Except that that shield had just been dealt a shattering blow.

“Do you think it’s as bad as the preliminary report suggests?”

“Probably not. Well, maybe.” Helen grimaced. “After Lovat, I’d never’ve expected them to try something like this. A direct assault on the home system? That took what a friend of my dad’s would call great big brass ones!”

“I don’t think anyone would’ve expected it after so long,” Helga said. “I mean, you’ve been fighting Haven for ages. If anyone was going to launch this kind of attack, why not do it a lot sooner? Wouldn’t that’ve made more sense?”

“No.” Helen shook her head. “Anybody who tried something like this was going to get royally reamed, even if they ‘won.’ That’s the reason no responsible strategist would’ve signed off on it, even after we’d demonstrated the deep strike would work. In fact, I think the Commodore probably put his finger on what happened—or why it happened, at least.”

Helga arched an eyebrow at her, and she tossed her left hand in a sort of throw away gesture.

“Sir Aivars,” she said, using the title Terekhov had received at Baroness Medusa’s hands, along with the Parliamentary Medal of Valor, less than a week earlier, “thinks they did this—threw the dice and went all in—exactly because of what Duchess Harrington did at Lovat. They got reamed there, too, thanks to the new MDM control systems. Their birds have just as much range as ours, Helga; they just have less accuracy, and it gets crappier as the range extends.”

Helga nodded. As Krietzmann’s assistant, she’d been present when Terekhov briefed the Defense Minister and the rest of the Cabinet on the new Manticoran missiles. She didn’t pretend to understand the technical details, but she understood the consequences of being able to utterly destroy an enemy at ranges from which she couldn’t even hit your own ships.
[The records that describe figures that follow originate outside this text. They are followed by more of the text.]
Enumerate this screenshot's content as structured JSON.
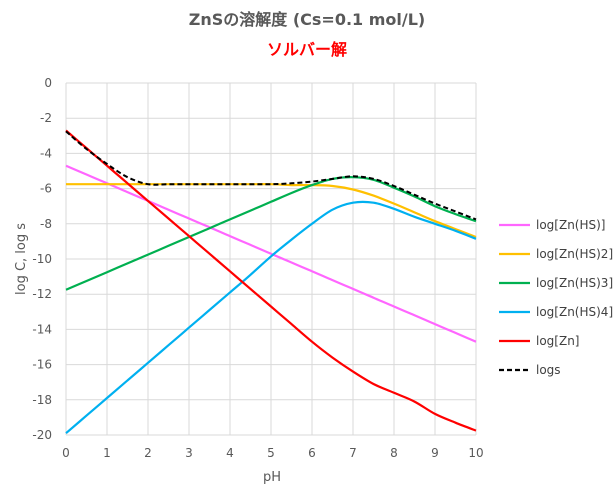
{
  "chart_data": {
    "type": "line",
    "title": "ZnSの溶解度 (Cs=0.1 mol/L)",
    "subtitle": "ソルバー解",
    "xlabel": "pH",
    "ylabel": "log C, log s",
    "xlim": [
      0,
      10
    ],
    "ylim": [
      -20,
      0
    ],
    "x_ticks": [
      "0",
      "1",
      "2",
      "3",
      "4",
      "5",
      "6",
      "7",
      "8",
      "9",
      "10"
    ],
    "y_ticks": [
      "0",
      "-2",
      "-4",
      "-6",
      "-8",
      "-10",
      "-12",
      "-14",
      "-16",
      "-18",
      "-20"
    ],
    "grid": true,
    "legend_position": "right",
    "x": [
      0,
      0.5,
      1,
      1.5,
      2,
      2.5,
      3,
      3.5,
      4,
      4.5,
      5,
      5.5,
      6,
      6.5,
      7,
      7.5,
      8,
      8.5,
      9,
      9.5,
      10
    ],
    "series": [
      {
        "name": "log[Zn(HS)]",
        "color": "#ff66ff",
        "dashed": false,
        "values": [
          -4.7,
          -5.2,
          -5.7,
          -6.2,
          -6.7,
          -7.2,
          -7.7,
          -8.2,
          -8.7,
          -9.2,
          -9.7,
          -10.2,
          -10.7,
          -11.2,
          -11.7,
          -12.2,
          -12.7,
          -13.2,
          -13.7,
          -14.2,
          -14.7
        ]
      },
      {
        "name": "log[Zn(HS)2]",
        "color": "#ffc000",
        "dashed": false,
        "values": [
          -5.75,
          -5.75,
          -5.75,
          -5.75,
          -5.75,
          -5.75,
          -5.75,
          -5.75,
          -5.75,
          -5.75,
          -5.75,
          -5.8,
          -5.8,
          -5.85,
          -6.05,
          -6.4,
          -6.85,
          -7.35,
          -7.85,
          -8.3,
          -8.75
        ]
      },
      {
        "name": "log[Zn(HS)3]",
        "color": "#00b050",
        "dashed": false,
        "values": [
          -11.75,
          -11.25,
          -10.75,
          -10.25,
          -9.75,
          -9.25,
          -8.75,
          -8.25,
          -7.75,
          -7.25,
          -6.75,
          -6.25,
          -5.8,
          -5.45,
          -5.35,
          -5.5,
          -5.95,
          -6.45,
          -7.0,
          -7.45,
          -7.85
        ]
      },
      {
        "name": "log[Zn(HS)4]",
        "color": "#00b0f0",
        "dashed": false,
        "values": [
          -19.9,
          -18.9,
          -17.9,
          -16.9,
          -15.9,
          -14.9,
          -13.9,
          -12.9,
          -11.9,
          -10.9,
          -9.85,
          -8.9,
          -8.0,
          -7.2,
          -6.8,
          -6.8,
          -7.15,
          -7.6,
          -8.0,
          -8.4,
          -8.85
        ]
      },
      {
        "name": "log[Zn]",
        "color": "#ff0000",
        "dashed": false,
        "values": [
          -2.7,
          -3.7,
          -4.7,
          -5.7,
          -6.7,
          -7.7,
          -8.7,
          -9.7,
          -10.7,
          -11.7,
          -12.7,
          -13.7,
          -14.7,
          -15.6,
          -16.4,
          -17.1,
          -17.6,
          -18.1,
          -18.8,
          -19.3,
          -19.75
        ]
      },
      {
        "name": "logs",
        "color": "#000000",
        "dashed": true,
        "values": [
          -2.75,
          -3.75,
          -4.6,
          -5.35,
          -5.75,
          -5.75,
          -5.75,
          -5.75,
          -5.75,
          -5.75,
          -5.75,
          -5.7,
          -5.6,
          -5.45,
          -5.3,
          -5.45,
          -5.85,
          -6.35,
          -6.85,
          -7.3,
          -7.75
        ]
      }
    ]
  }
}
“Well, the Commodore thinks they must’ve figured their only chance was to hammer us hard enough to force us to surrender before we got the new weapons broadly deployed. I don’t think anyone in Nouveau Paris could’ve expected it to be a good chance, and they must have projected massive losses for their own side. But after the summit talks fell through and they saw what happened at Lovat, they probably decided it was throw the dice and take their own lumps in hopes of pulling it off or screen Mount Royal Palace with their surrender offer.”

“And so all those people got killed,” Helga said sadly, looking back down into her drink once more. Then she looked up quickly with something almost like a gasp. “Oh, Helen! I didn’t mean to suggest that—”

“’S all right.” Helen shook her head. “Oh, I’m worried about enough other people I know in the Fleet, but it doesn’t sound like they got anywhere near Hephaestus. It must’ve driven Captain FitzGerald crazy to be sitting on his bridge doing nothing in the middle of something like that, but there’s no way the Kitty could’ve done one damned thing until they get her repairs finished. So I’m not worried about Hexapuma or…or anyone aboard her.”

Helga nodded with a relieved expression, but she found herself wondering which “anyone aboard her” Helen wasn’t worried about. It sounded like a much more personal “anyone.”

“Well,” she said, “Admiral Gold Peak should be back in another three T-weeks or so. Maybe we’ll have at least some good news for her when she gets here.”